Томаса, сметая ладонью в кучку мелкие крошки, сказала, вздохнув:

— Мы жили не так. Мы жили труднее. — И в этом слове прозвучала твердая гордость, и ею Томаса утешилась, и ею же приобрела радость высокой оценки собственной жизни, неотделимой, естественно, от этого всеобъемлющего и необозримого «мы». А у Эвы всегда «я» да «я».

Тут взвихрилась Эвангелина, вдруг позволив себе возненавидеть найденную через шестьдесят лет родную сестру, впрочем, конечно, не той вечной ненавистью, которая проходит с определением «священная», а бытовой, простой, которую мы ежедневно испытываем к кому-нибудь на работе, в магазине, метро или дома.
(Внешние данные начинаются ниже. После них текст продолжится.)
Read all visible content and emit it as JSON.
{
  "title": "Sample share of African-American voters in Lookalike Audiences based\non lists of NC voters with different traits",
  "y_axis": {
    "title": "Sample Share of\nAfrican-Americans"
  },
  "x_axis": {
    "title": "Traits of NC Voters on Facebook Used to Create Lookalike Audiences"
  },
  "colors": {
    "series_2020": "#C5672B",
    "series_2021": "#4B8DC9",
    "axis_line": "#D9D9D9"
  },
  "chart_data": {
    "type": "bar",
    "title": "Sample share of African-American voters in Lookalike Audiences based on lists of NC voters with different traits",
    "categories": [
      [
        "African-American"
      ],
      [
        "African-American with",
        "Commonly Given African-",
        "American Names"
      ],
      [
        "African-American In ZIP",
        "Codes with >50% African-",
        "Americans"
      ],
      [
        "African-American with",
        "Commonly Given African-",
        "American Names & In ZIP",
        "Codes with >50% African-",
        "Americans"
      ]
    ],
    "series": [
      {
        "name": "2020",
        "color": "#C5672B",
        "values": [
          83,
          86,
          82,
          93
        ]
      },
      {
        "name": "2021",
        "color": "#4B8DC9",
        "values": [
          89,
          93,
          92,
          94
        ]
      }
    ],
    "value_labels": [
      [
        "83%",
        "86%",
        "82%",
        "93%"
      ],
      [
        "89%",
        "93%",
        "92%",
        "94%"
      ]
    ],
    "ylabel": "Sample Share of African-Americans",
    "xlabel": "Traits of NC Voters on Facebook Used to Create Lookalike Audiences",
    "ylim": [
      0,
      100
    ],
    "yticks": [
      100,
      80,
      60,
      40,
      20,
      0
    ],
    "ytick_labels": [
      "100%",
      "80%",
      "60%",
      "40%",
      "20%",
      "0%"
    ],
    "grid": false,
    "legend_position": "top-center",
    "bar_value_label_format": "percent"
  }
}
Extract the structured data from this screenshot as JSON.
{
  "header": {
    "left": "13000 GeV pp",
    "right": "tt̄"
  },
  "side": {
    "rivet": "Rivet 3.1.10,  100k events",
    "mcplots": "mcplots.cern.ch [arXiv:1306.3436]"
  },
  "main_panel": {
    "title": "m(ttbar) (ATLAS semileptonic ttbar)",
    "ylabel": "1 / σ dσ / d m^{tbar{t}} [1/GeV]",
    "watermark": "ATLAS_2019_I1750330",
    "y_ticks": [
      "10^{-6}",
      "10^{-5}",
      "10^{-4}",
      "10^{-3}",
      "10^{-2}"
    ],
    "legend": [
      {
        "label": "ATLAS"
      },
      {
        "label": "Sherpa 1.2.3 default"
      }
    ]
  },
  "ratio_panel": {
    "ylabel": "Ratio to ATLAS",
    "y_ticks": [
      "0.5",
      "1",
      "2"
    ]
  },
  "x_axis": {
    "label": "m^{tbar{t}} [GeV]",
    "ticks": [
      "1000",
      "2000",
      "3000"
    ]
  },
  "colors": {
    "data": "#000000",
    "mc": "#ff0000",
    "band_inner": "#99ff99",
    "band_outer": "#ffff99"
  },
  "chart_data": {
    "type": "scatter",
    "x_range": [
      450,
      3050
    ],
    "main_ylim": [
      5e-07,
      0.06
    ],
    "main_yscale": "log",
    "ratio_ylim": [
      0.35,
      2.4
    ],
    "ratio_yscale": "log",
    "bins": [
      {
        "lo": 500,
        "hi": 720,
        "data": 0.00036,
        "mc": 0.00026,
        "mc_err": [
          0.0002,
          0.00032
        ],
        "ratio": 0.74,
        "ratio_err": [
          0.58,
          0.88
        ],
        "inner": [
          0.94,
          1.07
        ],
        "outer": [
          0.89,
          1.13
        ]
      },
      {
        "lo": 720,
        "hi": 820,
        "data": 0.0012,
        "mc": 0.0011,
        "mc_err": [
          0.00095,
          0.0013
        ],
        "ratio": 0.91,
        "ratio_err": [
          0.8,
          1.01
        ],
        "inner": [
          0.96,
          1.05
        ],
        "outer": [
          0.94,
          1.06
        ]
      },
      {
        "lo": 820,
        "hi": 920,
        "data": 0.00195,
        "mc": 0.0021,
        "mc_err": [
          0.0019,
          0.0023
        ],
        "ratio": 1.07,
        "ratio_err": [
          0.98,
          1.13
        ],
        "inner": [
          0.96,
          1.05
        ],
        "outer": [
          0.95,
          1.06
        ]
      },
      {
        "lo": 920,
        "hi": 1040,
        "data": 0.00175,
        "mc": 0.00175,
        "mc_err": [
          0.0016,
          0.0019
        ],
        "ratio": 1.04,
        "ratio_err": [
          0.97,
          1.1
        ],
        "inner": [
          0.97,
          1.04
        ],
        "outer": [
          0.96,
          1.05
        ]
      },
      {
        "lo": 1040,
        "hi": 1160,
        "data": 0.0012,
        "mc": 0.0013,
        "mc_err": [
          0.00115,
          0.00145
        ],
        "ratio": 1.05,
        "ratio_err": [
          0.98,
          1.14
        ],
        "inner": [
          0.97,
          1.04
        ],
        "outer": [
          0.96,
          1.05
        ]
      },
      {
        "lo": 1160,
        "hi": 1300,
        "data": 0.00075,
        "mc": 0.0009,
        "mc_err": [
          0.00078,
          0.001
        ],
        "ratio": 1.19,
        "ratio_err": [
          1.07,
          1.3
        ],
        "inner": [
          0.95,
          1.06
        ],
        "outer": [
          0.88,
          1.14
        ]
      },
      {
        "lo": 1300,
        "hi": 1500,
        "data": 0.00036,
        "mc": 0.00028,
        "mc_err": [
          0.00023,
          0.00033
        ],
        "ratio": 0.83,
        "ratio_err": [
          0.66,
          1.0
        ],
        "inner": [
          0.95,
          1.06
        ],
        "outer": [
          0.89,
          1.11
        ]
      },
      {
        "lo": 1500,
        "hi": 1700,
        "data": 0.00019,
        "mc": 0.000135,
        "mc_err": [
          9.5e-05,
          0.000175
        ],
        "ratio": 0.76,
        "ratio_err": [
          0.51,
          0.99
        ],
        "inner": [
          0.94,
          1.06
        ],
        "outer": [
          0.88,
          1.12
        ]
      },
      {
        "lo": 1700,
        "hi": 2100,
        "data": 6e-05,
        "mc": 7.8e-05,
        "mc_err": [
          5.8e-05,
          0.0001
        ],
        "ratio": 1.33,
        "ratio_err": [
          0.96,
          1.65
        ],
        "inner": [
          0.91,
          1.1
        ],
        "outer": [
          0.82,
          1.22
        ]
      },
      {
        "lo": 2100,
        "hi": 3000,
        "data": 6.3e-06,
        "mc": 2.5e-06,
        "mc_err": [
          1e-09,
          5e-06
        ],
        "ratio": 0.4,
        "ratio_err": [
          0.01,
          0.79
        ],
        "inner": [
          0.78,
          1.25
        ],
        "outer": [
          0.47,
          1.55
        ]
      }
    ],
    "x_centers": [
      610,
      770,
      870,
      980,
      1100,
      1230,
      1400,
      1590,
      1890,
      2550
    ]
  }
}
— А мы? И вообще, что такое «мы»? Говори за себя, а я за себя. Бегство! Ты поняла, что это такое? — Эвангелина театральным жестом подняла руку вверх, ладонью вперед, потому что Томаса хотела что-то сказать, но Эвангелина ей не дала. — Глупость? Моя глупость? Пусть так. Хорошо! — опять почти закричала она, видя, что Томаса наливается краской, буреет и собирается говорить. — Подожди! У меня не все. Я — по глупости. Но другие? По недомыслию? Тоже по глупости? Хорошо!! — Эвангелина должна была сказать то, что теперь думала. Уехать, не сказав? — Хорошо! Они ничего не поняли, как не поняла я. Но от этого их страдания, и мои тоже, не стали меньше, и пусть замахнется на нас рука! Не посмеет. И многие ли из нас хоть что-то понимали? Не понимали или не принимали. Такое может быть? Или все — идеальные люди, которые всегда думают правильно? Могут быть ошибки или другое мнение? Может быть так? Может. Ты не подумала об этом. И вот — чужая страна, ничего впереди, все за спиной — и страдания, страдания нравственные, а у многих и физические. Ты испугалась, когда я тебе рассказывала, слушать не хотела — но ведь это страдание! Это — гадость, но то, что это гадость, и было главным моим страданием. Даже хуже, если причина — ошибка или глупость. Хуже, чем когда человек идет сознательно. Ты думала об этом? Меня можно пожалеть и нужно жалеть, и жизнь у меня, как ты говоришь, тяжелая. Да, да, тяжелая. Даже тогда, когда я веселилась.